Intellectual Property dalam Pembuatan Software

Intellectual property atau kekayaan intelektual adalah sesuatu yang dilindungi oleh hukum. Artinya, ketika Anda membuat sebuah gambar, menulis lagi, mendesain karakter, dan lain sebagainya, itu merupakan hak intelektual yang Anda miliki sampai menjualnya kepada orang lain.

intellectual property mockup software

Ketika Anda memiliki sebuah kekayaan intelektual, Anda memiliki hak untuk menggunakan dan mengambil keuntungan darinya. Anda juga boleh melisensikan produk tersebut kepada orang lain dengan seizin Anda.

Kekayaan intelektual dilindungi secara hukum dengan empat cara, yakni:

  • Hak Cipta. Biasanya digunakan untuk karya seni dan sastra.
  • Paten. Digunakan untuk melindungi inovasi, penemuan, dan solusi yang bersifat teknis dari masalah yang ada.
  • Merek dagang atau trade mark. Merek dagang digunakan untuk membedakan barang dan jasa perusahaan satu dengan perusahaan yang lainnya. Ini termasuk nama perusahaan dan merek yang digunakan.
  • Rahasia dagang.

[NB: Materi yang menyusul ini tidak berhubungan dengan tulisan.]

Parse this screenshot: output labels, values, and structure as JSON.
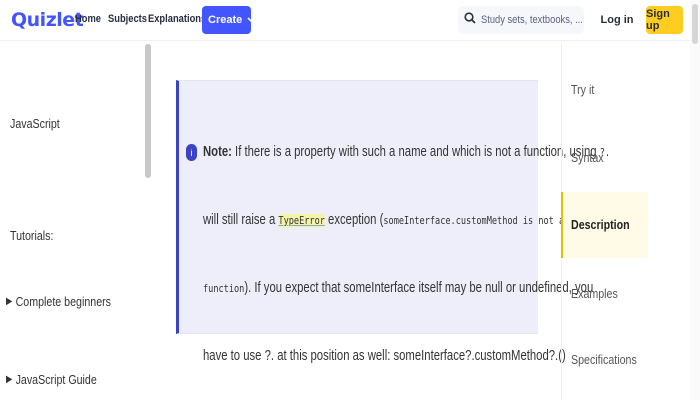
{
  "header": {
    "logo": "Quizlet",
    "nav": [
      "Home",
      "Subjects",
      "Explanations"
    ],
    "create_label": "Create",
    "search_placeholder": "Study sets, textbooks, ...",
    "login_label": "Log in",
    "signup_label": "Sign up"
  },
  "sidebar": {
    "title": "JavaScript",
    "heading": "Tutorials:",
    "items": [
      {
        "label": "Complete beginners"
      },
      {
        "label": "JavaScript Guide"
      }
    ]
  },
  "note": {
    "icon": "i",
    "label": "Note:",
    "line1_text": " If there is a property with such a name and which is not a function, using ",
    "line1_op": "?.",
    "line2_pre": "will still raise a ",
    "line2_link": "TypeError",
    "line2_mid": " exception (",
    "line2_code": "someInterface.customMethod is not a",
    "line3_code": "function",
    "line3_text": "). If you expect that someInterface itself may be null or undefined, you",
    "line4_text": "have to use ?. at this position as well: someInterface?.customMethod?.()"
  },
  "toc": {
    "items": [
      "Try it",
      "Syntax",
      "Description",
      "Examples",
      "Specifications"
    ],
    "active": "Description"
  },
  "colors": {
    "brand": "#4255ff",
    "signup": "#ffcd1f",
    "note_bg": "#eeeefb",
    "note_accent": "#3b42c4"
  },
  "icons": {
    "search": "search-icon",
    "create_chevron": "chevron-down-icon",
    "note": "info-icon",
    "sidebar_arrow": "triangle-right-icon"
  }
}
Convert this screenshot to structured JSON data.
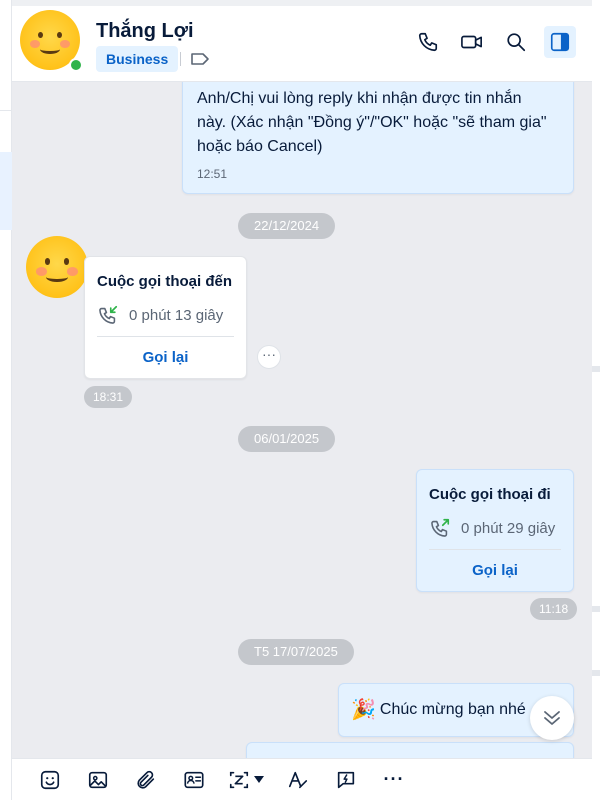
{
  "header": {
    "contact_name": "Thắng Lợi",
    "tag": "Business",
    "online": true,
    "actions": [
      "phone-icon",
      "video-call-icon",
      "search-icon",
      "sidebar-toggle-icon"
    ]
  },
  "messages": {
    "top_outgoing": {
      "text": "Anh/Chị vui lòng reply khi nhận được tin nhắn này. (Xác nhận \"Đồng ý\"/\"OK\" hoặc \"sẽ tham gia\" hoặc báo Cancel)",
      "line1": "Anh/Chị vui lòng reply khi nhận được tin nhắn",
      "line2": "này. (Xác nhận \"Đồng ý\"/\"OK\" hoặc \"sẽ tham gia\"",
      "line3": "hoặc báo Cancel)",
      "time": "12:51"
    },
    "date1": "22/12/2024",
    "incoming_call": {
      "title": "Cuộc gọi thoại đến",
      "duration": "0 phút 13 giây",
      "action": "Gọi lại",
      "time": "18:31",
      "more": "···"
    },
    "date2": "06/01/2025",
    "outgoing_call": {
      "title": "Cuộc gọi thoại đi",
      "duration": "0 phút 29 giây",
      "action": "Gọi lại",
      "time": "11:18"
    },
    "date3": "T5 17/07/2025",
    "last_outgoing": {
      "emoji": "🎉",
      "text": "Chúc mừng bạn nhé"
    }
  },
  "toolbar": {
    "icons": [
      "sticker-icon",
      "image-icon",
      "attachment-icon",
      "contact-card-icon",
      "screenshot-icon",
      "text-format-icon",
      "quick-message-icon",
      "more-icon"
    ],
    "more_label": "···"
  },
  "colors": {
    "accent": "#0b63c8",
    "bubble_out": "#e4f2ff",
    "chat_bg": "#ebecf0",
    "online": "#2fb34a"
  }
}
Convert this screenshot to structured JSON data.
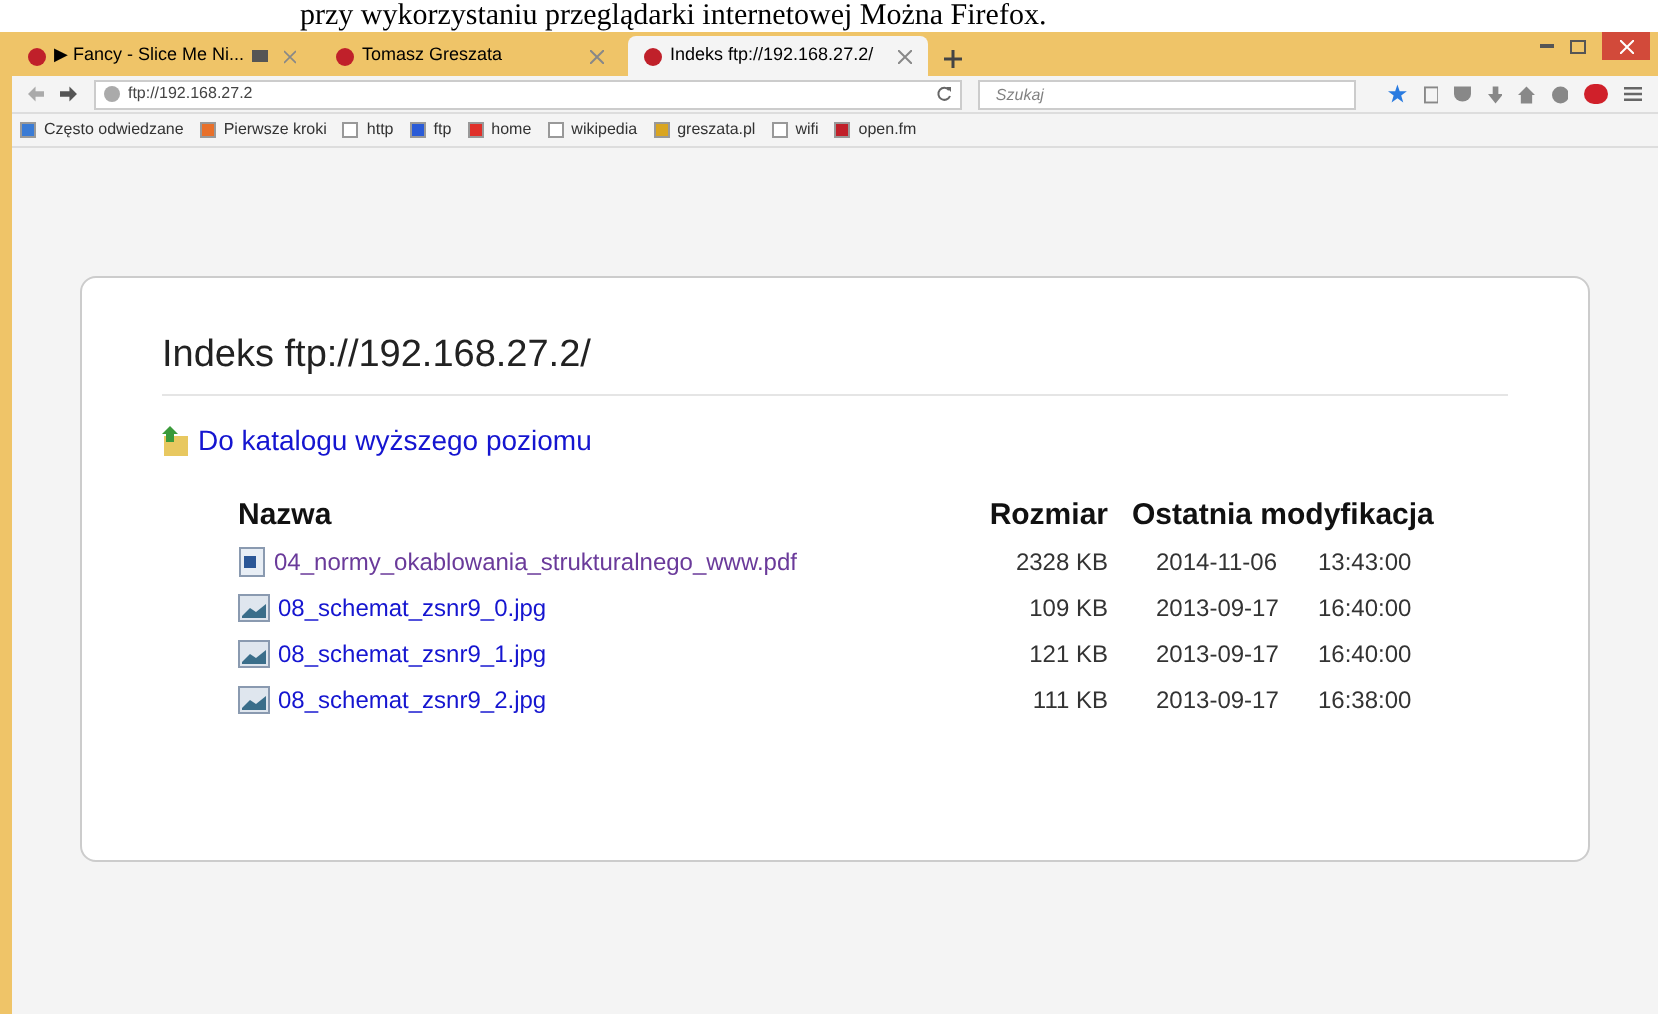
{
  "document_text": "przy wykorzystaniu przeglądarki internetowej Można Firefox.",
  "tabs": [
    {
      "title": "▶ Fancy - Slice Me Ni...",
      "audio": true,
      "selected": false
    },
    {
      "title": "Tomasz Greszata",
      "audio": false,
      "selected": false
    },
    {
      "title": "Indeks ftp://192.168.27.2/",
      "audio": false,
      "selected": true
    }
  ],
  "address": "ftp://192.168.27.2",
  "search": {
    "placeholder": "Szukaj"
  },
  "bookmarks": [
    "Często odwiedzane",
    "Pierwsze kroki",
    "http",
    "ftp",
    "home",
    "wikipedia",
    "greszata.pl",
    "wifi",
    "open.fm"
  ],
  "page": {
    "title": "Indeks ftp://192.168.27.2/",
    "up_link": "Do katalogu wyższego poziomu",
    "columns": [
      "Nazwa",
      "Rozmiar",
      "Ostatnia modyfikacja"
    ],
    "rows": [
      {
        "kind": "document",
        "name": "04_normy_okablowania_strukturalnego_www.pdf",
        "visited": true,
        "size": "2328 KB",
        "date": "2014-11-06",
        "time": "13:43:00"
      },
      {
        "kind": "image",
        "name": "08_schemat_zsnr9_0.jpg",
        "visited": false,
        "size": "109 KB",
        "date": "2013-09-17",
        "time": "16:40:00"
      },
      {
        "kind": "image",
        "name": "08_schemat_zsnr9_1.jpg",
        "visited": false,
        "size": "121 KB",
        "date": "2013-09-17",
        "time": "16:40:00"
      },
      {
        "kind": "image",
        "name": "08_schemat_zsnr9_2.jpg",
        "visited": false,
        "size": "111 KB",
        "date": "2013-09-17",
        "time": "16:38:00"
      }
    ]
  }
}
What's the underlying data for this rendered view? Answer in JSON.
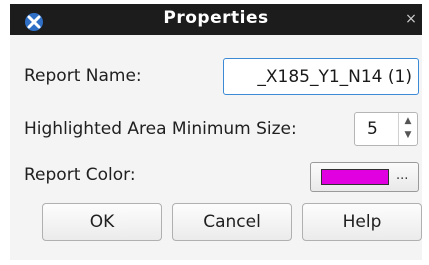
{
  "window": {
    "title": "Properties",
    "app_icon": "x-logo-icon",
    "close_glyph": "×"
  },
  "form": {
    "report_name": {
      "label": "Report Name:",
      "value": "_X185_Y1_N14 (1)"
    },
    "min_size": {
      "label": "Highlighted Area Minimum Size:",
      "value": "5",
      "up_glyph": "▲",
      "down_glyph": "▼"
    },
    "report_color": {
      "label": "Report Color:",
      "color": "#e000e0",
      "button_text": "..."
    }
  },
  "buttons": {
    "ok": "OK",
    "cancel": "Cancel",
    "help": "Help"
  }
}
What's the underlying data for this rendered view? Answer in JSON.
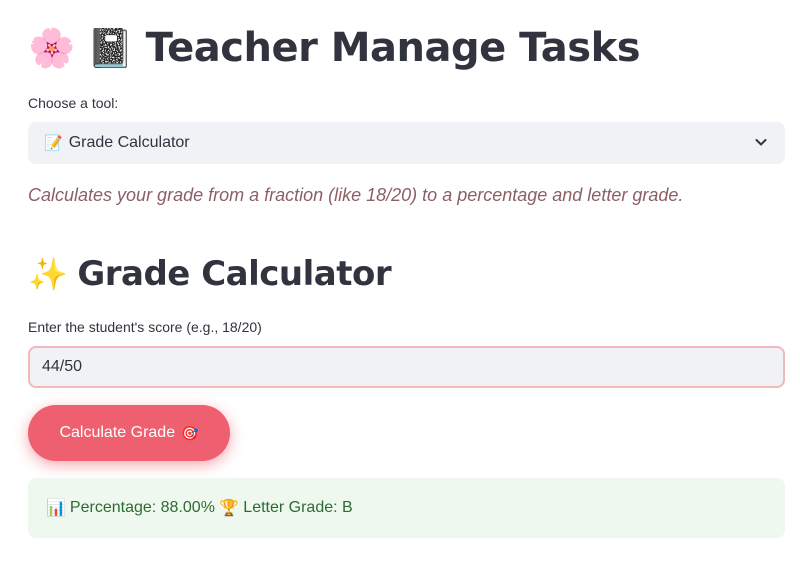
{
  "header": {
    "icon_1": "🌸",
    "icon_2": "📓",
    "title": "Teacher Manage Tasks"
  },
  "tool_select": {
    "label": "Choose a tool:",
    "selected_icon": "📝",
    "selected_value": "Grade Calculator"
  },
  "description": "Calculates your grade from a fraction (like 18/20) to a percentage and letter grade.",
  "section": {
    "icon": "✨",
    "title": "Grade Calculator"
  },
  "score_input": {
    "label": "Enter the student's score (e.g., 18/20)",
    "value": "44/50"
  },
  "calculate_button": {
    "label": "Calculate Grade",
    "icon": "🎯"
  },
  "result": {
    "percentage_icon": "📊",
    "percentage_text": "Percentage: 88.00%",
    "grade_icon": "🏆",
    "grade_text": "Letter Grade: B"
  },
  "colors": {
    "accent": "#ee5f6f",
    "success_bg": "#eff8ef",
    "success_text": "#2e6b33",
    "description_text": "#8b5f66",
    "input_bg": "#f0f2f6"
  }
}
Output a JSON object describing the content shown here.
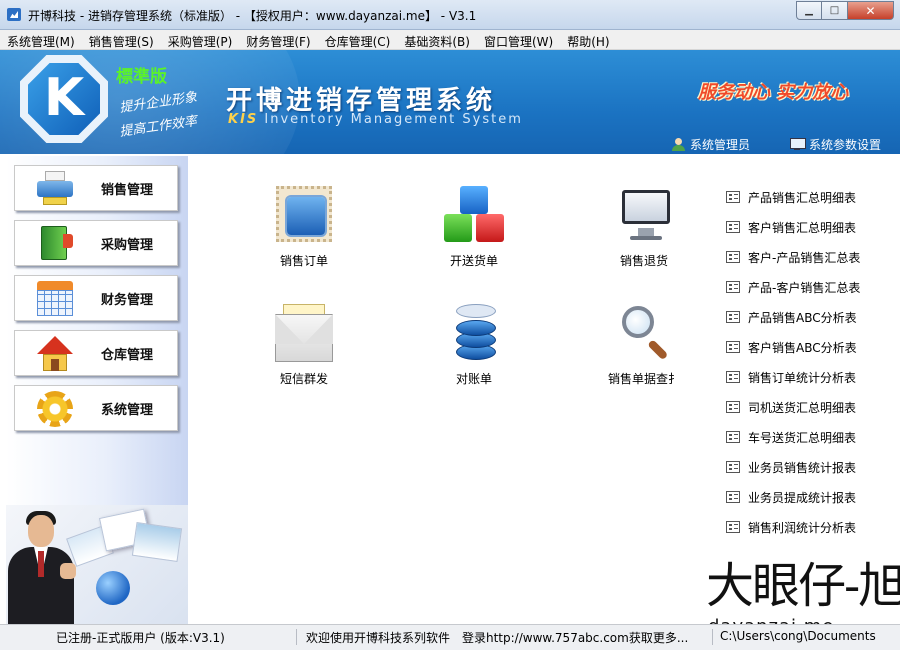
{
  "window": {
    "title": "开博科技 - 进销存管理系统（标准版） - 【授权用户：www.dayanzai.me】 - V3.1",
    "min_glyph": "▁",
    "max_glyph": "□",
    "close_glyph": "✕"
  },
  "menu": [
    "系统管理(M)",
    "销售管理(S)",
    "采购管理(P)",
    "财务管理(F)",
    "仓库管理(C)",
    "基础资料(B)",
    "窗口管理(W)",
    "帮助(H)"
  ],
  "header": {
    "logo_letter": "K",
    "edition": "標準版",
    "slogan_line1": "提升企业形象",
    "slogan_line2": "提高工作效率",
    "system_title": "开博进销存管理系统",
    "subtitle_brand": "KIS",
    "subtitle_rest": " Inventory Management System",
    "motto": "服务动心 实力放心",
    "user_label": "系统管理员",
    "settings_label": "系统参数设置"
  },
  "sidebar": [
    {
      "label": "销售管理",
      "icon": "printer-icon"
    },
    {
      "label": "采购管理",
      "icon": "book-icon"
    },
    {
      "label": "财务管理",
      "icon": "calendar-icon"
    },
    {
      "label": "仓库管理",
      "icon": "house-icon"
    },
    {
      "label": "系统管理",
      "icon": "gear-icon"
    }
  ],
  "functions": [
    {
      "label": "销售订单",
      "icon": "stamp-icon"
    },
    {
      "label": "开送货单",
      "icon": "blocks-icon"
    },
    {
      "label": "销售退货",
      "icon": "monitor-icon"
    },
    {
      "label": "短信群发",
      "icon": "envelope-icon"
    },
    {
      "label": "对账单",
      "icon": "database-icon"
    },
    {
      "label": "销售单据查扌",
      "icon": "magnifier-icon"
    }
  ],
  "reports": [
    "产品销售汇总明细表",
    "客户销售汇总明细表",
    "客户-产品销售汇总表",
    "产品-客户销售汇总表",
    "产品销售ABC分析表",
    "客户销售ABC分析表",
    "销售订单统计分析表",
    "司机送货汇总明细表",
    "车号送货汇总明细表",
    "业务员销售统计报表",
    "业务员提成统计报表",
    "销售利润统计分析表"
  ],
  "watermark": {
    "chinese": "大眼仔-旭",
    "domain": "dayanzai.me"
  },
  "status": {
    "registration": "已注册-正式版用户 (版本:V3.1)",
    "welcome": "欢迎使用开博科技系列软件",
    "login_hint": "登录http://www.757abc.com获取更多...",
    "path": "C:\\Users\\cong\\Documents"
  }
}
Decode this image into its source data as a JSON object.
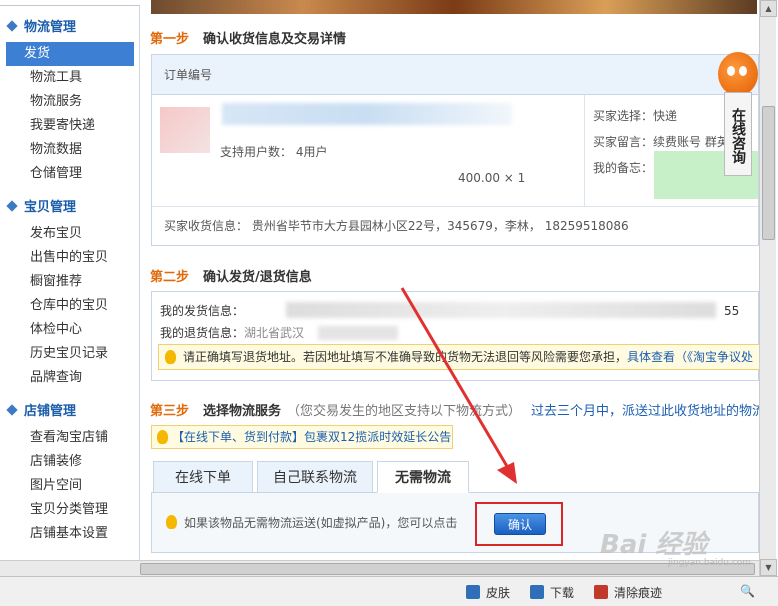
{
  "sidebar": {
    "sections": [
      {
        "title": "物流管理",
        "items": [
          "发货",
          "物流工具",
          "物流服务",
          "我要寄快递",
          "物流数据",
          "仓储管理"
        ]
      },
      {
        "title": "宝贝管理",
        "items": [
          "发布宝贝",
          "出售中的宝贝",
          "橱窗推荐",
          "仓库中的宝贝",
          "体检中心",
          "历史宝贝记录",
          "品牌查询"
        ]
      },
      {
        "title": "店铺管理",
        "items": [
          "查看淘宝店铺",
          "店铺装修",
          "图片空间",
          "宝贝分类管理",
          "店铺基本设置"
        ]
      }
    ],
    "active_item": "发货"
  },
  "step1": {
    "num": "第一步",
    "title": "确认收货信息及交易详情",
    "order_label": "订单编号",
    "users_text": "支持用户数：  4用户",
    "price_qty": "400.00 × 1",
    "buyer_choice": "买家选择：快递",
    "buyer_msg": "买家留言：续费账号  群英",
    "my_memo": "我的备忘：",
    "receiver": "买家收货信息：  贵州省毕节市大方县园林小区22号，345679，李林，  18259518086"
  },
  "step2": {
    "num": "第二步",
    "title": "确认发货/退货信息",
    "ship_label": "我的发货信息：",
    "ship_tail": "55",
    "return_label": "我的退货信息：",
    "return_value": "湖北省武汉",
    "warning": "请正确填写退货地址。若因地址填写不准确导致的货物无法退回等风险需要您承担，",
    "warning_link": "具体查看（《淘宝争议处"
  },
  "step3": {
    "num": "第三步",
    "title": "选择物流服务",
    "note": "（您交易发生的地区支持以下物流方式）",
    "link": "过去三个月中，派送过此收货地址的物流公司列",
    "promo": "【在线下单、货到付款】包裹双12揽派时效延长公告",
    "tabs": [
      "在线下单",
      "自己联系物流",
      "无需物流"
    ],
    "active_tab": "无需物流",
    "panel_text": "如果该物品无需物流运送(如虚拟产品)，您可以点击",
    "confirm_label": "确认"
  },
  "float_chat": {
    "label": "在线咨询"
  },
  "statusbar": {
    "skin": "皮肤",
    "download": "下载",
    "clear_history": "清除痕迹"
  },
  "watermark": {
    "main": "Bai 经验",
    "sub": "jingyan.baidu.com"
  },
  "colors": {
    "accent": "#3d7fd3",
    "step_num": "#e06a0a",
    "highlight_box": "#d92626"
  }
}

Termasuk strategi atau metode bisnis yang digunakan.

Perlindungan Kekayaan Intelektual Perangkat Lunak di Indonesia

Menurut hukum Indonesia, intellectual property dalam pembuatan perangkat lunak termasuk ke dalam hak cipta atau copy right. Hal ini dijelaskan dalam Undang-undang Hak Cipta yakni UU No. 19 tahun 2002. Untuk perangkat lunak, perlindungan paten yang berlaku di Indonesia adalah selama 50 tahun, lebih lama dibandingkan perlindungan paten perangkat lunak di Amerika Serikat yang hanya 20 tahun. Lalu, apakah bisa software yang Anda buat dipatenkan di Indonesia?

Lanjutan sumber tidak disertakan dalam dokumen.